August 6 was this blog’s first birthday. In the post that started off these discursive ramblings about the objects I live among, I tried out the Virgilian lottery—a form of soothsaying where you open Virgil’s works at random and whatever passage you land on is supposed to tell your fortune.
So I flipped open my copy of The Aeneid and pointed at a pair of lines about the hero receiving the gift of a chariot and two fire-breathing horses. This led me to believe that someone would soon be giving me a car, or, at the very least, a pony. She wouldn’t actually exhale flames, of course, but she would be reddish in hue and I would name her something like Sparkler. Or Blaze.
Though I have yet to get my chariot or pony, I have decided to consult the Virgilian lottery again to mark this site’s first anniversary. After all, if I abandoned things that didn’t work after one try, I never would have written a second blog post.
Just now, I closed my eyes, opened my copy of Robert Fagles’s translation of The Aeneid, and set my finger down on a passage in Book Eleven describing a chaotic scene on the battlefield after the killing of Camilla, a Volscian warrior princess who takes a spear to the ribs, right below the boob she leaves exposed while fighting.
According to a commentary I found online, Camilla makes her eye-catching wardrobe choice so that her tunic won’t impede her bow-and-arrowing. But this explanation makes no sense to me, because wouldn’t a tunic get in your way a lot less than having a titty flopping around all over the place? If anything, what Camilla needed was a sports bra.

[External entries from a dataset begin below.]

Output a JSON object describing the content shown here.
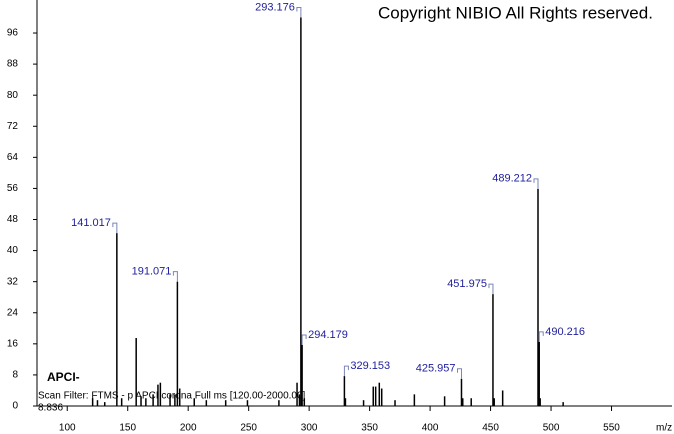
{
  "chart_data": {
    "type": "spectrum",
    "copyright": "Copyright NIBIO All Rights reserved.",
    "ionization": "APCI-",
    "scan_filter": "Scan Filter: FTMS - p APCI corona Full ms [120.00-2000.00]",
    "retention_time": "8.836",
    "xlabel": "m/z",
    "x": [
      141.017,
      191.071,
      293.176,
      294.179,
      329.153,
      425.957,
      451.975,
      489.212,
      490.216
    ],
    "values": [
      44.5,
      32,
      100,
      15.7,
      7.7,
      7,
      28.8,
      55.9,
      16.5
    ],
    "minor_x": [
      121,
      125,
      131,
      145,
      157,
      161,
      165,
      171,
      175,
      177,
      185,
      189,
      193,
      205,
      215,
      231,
      249,
      275,
      290,
      292,
      296,
      330,
      345,
      353,
      355,
      358,
      360,
      371,
      387,
      412,
      427,
      434,
      453,
      460,
      491,
      510
    ],
    "minor_values": [
      2,
      1.5,
      1,
      2,
      17.5,
      2.5,
      2,
      3,
      5.5,
      6,
      3,
      3,
      4.5,
      2,
      1.5,
      1.5,
      1.5,
      1.5,
      6,
      3,
      2,
      2,
      1.5,
      5,
      5,
      6,
      4.5,
      1.5,
      3,
      2.5,
      2,
      2,
      2,
      4,
      2,
      1
    ],
    "color": "#000000",
    "xlim": [
      75,
      600
    ],
    "xticks": [
      100,
      150,
      200,
      250,
      300,
      350,
      400,
      450,
      500,
      550
    ],
    "ylim": [
      0,
      104.5
    ],
    "yticks": [
      0,
      8,
      16,
      24,
      32,
      40,
      48,
      56,
      64,
      72,
      80,
      88,
      96
    ]
  }
}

In any case, I don’t think it’s a good sign that my Virgilian fortune is all about death and destruction and inadequate bust support. In fact, the last three lines of the stanza I pointed to go like this:
As a dust storm dark as night goes whirling toward the walls, the mothers stand at the lookouts, beating their breasts, raising the women’s shrilling wails to the starry sky.

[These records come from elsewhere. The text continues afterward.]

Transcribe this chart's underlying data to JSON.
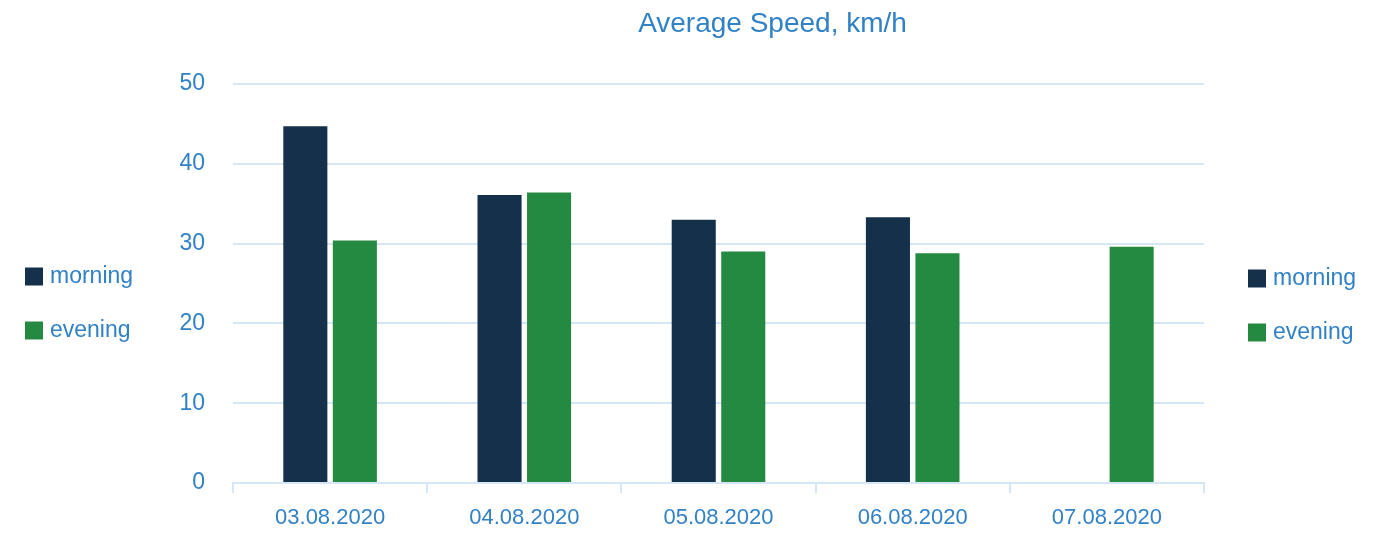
{
  "chart_data": {
    "type": "bar",
    "title": "Average Speed, km/h",
    "categories": [
      "03.08.2020",
      "04.08.2020",
      "05.08.2020",
      "06.08.2020",
      "07.08.2020"
    ],
    "series": [
      {
        "name": "morning",
        "color": "#14304a",
        "values": [
          44.7,
          36.1,
          33.0,
          33.3,
          null
        ]
      },
      {
        "name": "evening",
        "color": "#258a41",
        "values": [
          30.4,
          36.4,
          29.0,
          28.8,
          29.6
        ]
      }
    ],
    "ylim": [
      0,
      50
    ],
    "yticks": [
      0,
      10,
      20,
      30,
      40,
      50
    ],
    "grid": "y",
    "legend": [
      "left",
      "right"
    ]
  }
}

First of all: again with the breasts.
Second, nothing in those lines conveys hope for the future, so, if you don’t mind, I’ll go back to holding out for Sparkler of the reddish coat and strawberry-blond mane.

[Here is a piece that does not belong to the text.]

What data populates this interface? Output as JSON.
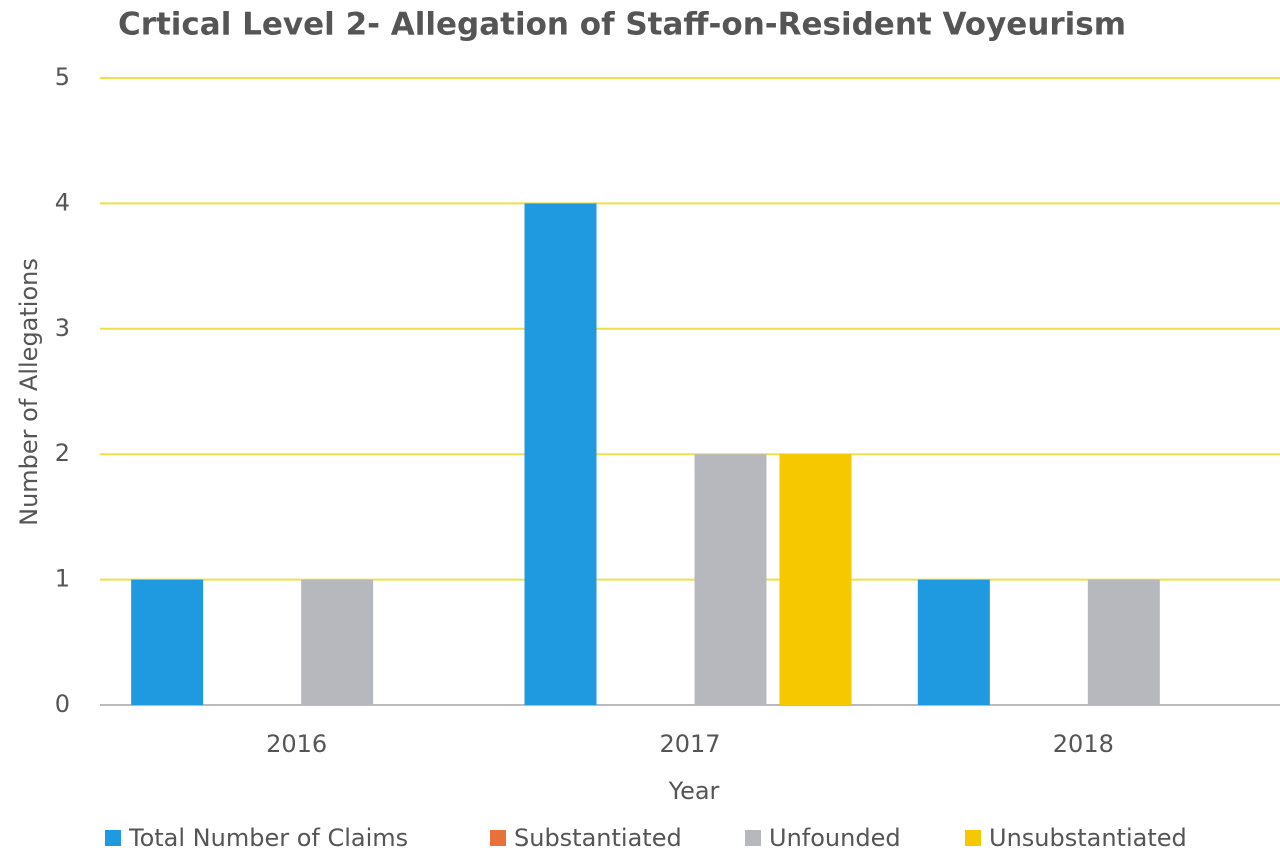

And speaking of things I don’t have: Before we commence year two, it seems fitting to pause for a moment of remembrance for the objects that inspired posts here but have since fallen out of my possession due to getting lost, replaced, or thrown out.
Consider this my version of the “In Memoriam” segment of the Oscars broadcast. While you read the section below, I suggest imagining a special appearance by Josh Groban to sing a solemn version of “What a Wonderful World.”
In Memoriam

HALLWAY RUG (2017–2020)
Peed on by dog and replaced

THESE GLASSES (2019–2020)
Replaced with new pair that I suspect are too big for my face

NO-SHOW LINER SOCKS (2020–2020)
Whereabouts unknown; presumed eaten by dryer
Let us mourn the loss of these quotidian totems in the manner of the ancients: with shrilling wails, the rending of garments, and the beating of our poorly supported breasts.